Special Operations Command (SOCOM) is planning to double its investment in next-generation effects research, with a lead official signaling the focus of future projects will shift from precision strike to more cyber and electronic warfare capabilities.
Lisa Sanders, SOCOM’s director of science and technology, detailed the command’s new approach to research efforts which will look at decreasing its number of overall projects while emphasizing development of technologies that are “more disruptive in nature.”
“There are shifts happening. The overall number of projects is going down. There will be new projects in every focus area. But the number of [projects] will be larger in some [areas] and smaller in others,” Sanders said at the National Defense Industrial Association’s virtual Special Operations Forces Industry Conference.
Sanders said SOCOM projects it will invest around $150-$170 million per year on a steady portfolio of about 60 active projects, shifting from programs that cost about $1-$2 million per year on 18-24 month development timelines to $3-$5 million investments on projects that last three to five years.
For next-generation efforts, Sanders said SOCOM has been spending this year conducting studies and experimentation to understand future priorities ahead of potentially doubling investment and the number of active science and technology (S&T) projects.
“Next-generation effects, in the past, that was more oriented toward precision strike. We are shifting toward what is going to be required in that future operating environment,” Sanders said. “That’s not a bullet that goes farther. It’s not a more accurate sniper rifle. We think it’s going to explore the areas of cyber more. It’s going to explore the electromagnetic spectrum. It’s going to explore information as a means of achieving effects,” Sander said.
A chart Sanders discussed showed around a $16 million investment in FY ’21 toward next-generation effects, with that number jumping up to about $36 million in FY ’22.

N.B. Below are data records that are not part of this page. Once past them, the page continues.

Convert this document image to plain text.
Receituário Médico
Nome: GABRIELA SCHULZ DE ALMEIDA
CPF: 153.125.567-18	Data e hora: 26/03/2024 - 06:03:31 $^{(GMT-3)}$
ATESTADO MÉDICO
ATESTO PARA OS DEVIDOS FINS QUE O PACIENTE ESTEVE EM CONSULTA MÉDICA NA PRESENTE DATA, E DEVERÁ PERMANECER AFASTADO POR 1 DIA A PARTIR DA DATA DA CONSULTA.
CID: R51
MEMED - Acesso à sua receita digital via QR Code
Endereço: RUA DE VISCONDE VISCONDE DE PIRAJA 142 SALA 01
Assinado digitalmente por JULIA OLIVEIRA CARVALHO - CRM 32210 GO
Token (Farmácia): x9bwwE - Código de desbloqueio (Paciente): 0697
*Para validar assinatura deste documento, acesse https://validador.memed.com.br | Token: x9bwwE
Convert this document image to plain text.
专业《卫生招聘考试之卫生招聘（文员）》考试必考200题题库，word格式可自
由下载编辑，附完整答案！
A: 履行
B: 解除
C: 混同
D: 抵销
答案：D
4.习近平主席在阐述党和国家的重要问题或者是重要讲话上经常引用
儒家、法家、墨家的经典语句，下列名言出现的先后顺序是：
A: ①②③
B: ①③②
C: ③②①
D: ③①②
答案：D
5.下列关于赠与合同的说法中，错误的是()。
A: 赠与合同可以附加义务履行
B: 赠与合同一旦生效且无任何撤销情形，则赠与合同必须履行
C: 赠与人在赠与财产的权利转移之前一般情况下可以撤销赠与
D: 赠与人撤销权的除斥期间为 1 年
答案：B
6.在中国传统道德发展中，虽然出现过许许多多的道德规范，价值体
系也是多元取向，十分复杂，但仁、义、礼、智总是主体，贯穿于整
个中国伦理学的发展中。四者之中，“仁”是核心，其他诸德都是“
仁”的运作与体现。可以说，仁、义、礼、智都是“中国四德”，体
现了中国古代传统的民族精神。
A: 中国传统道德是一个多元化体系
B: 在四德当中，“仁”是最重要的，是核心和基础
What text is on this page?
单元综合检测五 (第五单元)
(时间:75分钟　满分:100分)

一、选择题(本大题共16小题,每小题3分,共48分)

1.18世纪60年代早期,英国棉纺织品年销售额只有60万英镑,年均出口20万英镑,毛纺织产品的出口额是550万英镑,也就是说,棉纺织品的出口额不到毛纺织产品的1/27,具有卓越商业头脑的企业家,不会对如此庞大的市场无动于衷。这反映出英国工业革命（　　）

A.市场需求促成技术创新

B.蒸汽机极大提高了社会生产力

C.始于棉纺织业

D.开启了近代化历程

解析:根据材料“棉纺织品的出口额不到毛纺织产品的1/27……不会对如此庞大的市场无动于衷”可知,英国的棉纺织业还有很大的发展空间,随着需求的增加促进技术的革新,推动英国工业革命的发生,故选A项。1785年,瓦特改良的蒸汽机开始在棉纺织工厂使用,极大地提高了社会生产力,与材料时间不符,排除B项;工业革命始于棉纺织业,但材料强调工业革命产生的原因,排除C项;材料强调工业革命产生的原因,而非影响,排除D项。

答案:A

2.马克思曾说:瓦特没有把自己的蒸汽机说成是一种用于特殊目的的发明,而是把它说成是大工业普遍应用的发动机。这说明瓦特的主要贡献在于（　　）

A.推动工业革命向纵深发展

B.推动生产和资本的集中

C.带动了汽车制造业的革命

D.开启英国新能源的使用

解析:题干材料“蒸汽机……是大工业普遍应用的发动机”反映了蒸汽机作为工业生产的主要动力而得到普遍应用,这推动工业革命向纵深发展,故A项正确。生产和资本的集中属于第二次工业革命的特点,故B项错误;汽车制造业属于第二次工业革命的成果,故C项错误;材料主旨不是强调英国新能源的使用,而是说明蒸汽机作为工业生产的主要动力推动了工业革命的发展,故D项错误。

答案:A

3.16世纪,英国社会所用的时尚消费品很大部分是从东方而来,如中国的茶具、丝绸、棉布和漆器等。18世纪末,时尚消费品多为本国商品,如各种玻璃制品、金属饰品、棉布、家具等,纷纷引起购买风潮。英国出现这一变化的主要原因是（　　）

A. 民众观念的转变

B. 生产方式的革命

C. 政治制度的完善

One area that could see less S&T investment is next-generation intelligence, surveillance and reconnaissance (ISR), according to Sanders.
“My dollars overall aren’t going up a lot, so if I’m increasing in one area I have to decrease in another. We are achieving delivery of a number of things we started in the incremental domain in that portfolio, and we’re really looking at how do you fuse information together to gain and maintain situational awareness,” Sanders said. “It’s less about a new sensor and a new platform to hang that sensor on, which is the way we [typically] think of ISR.”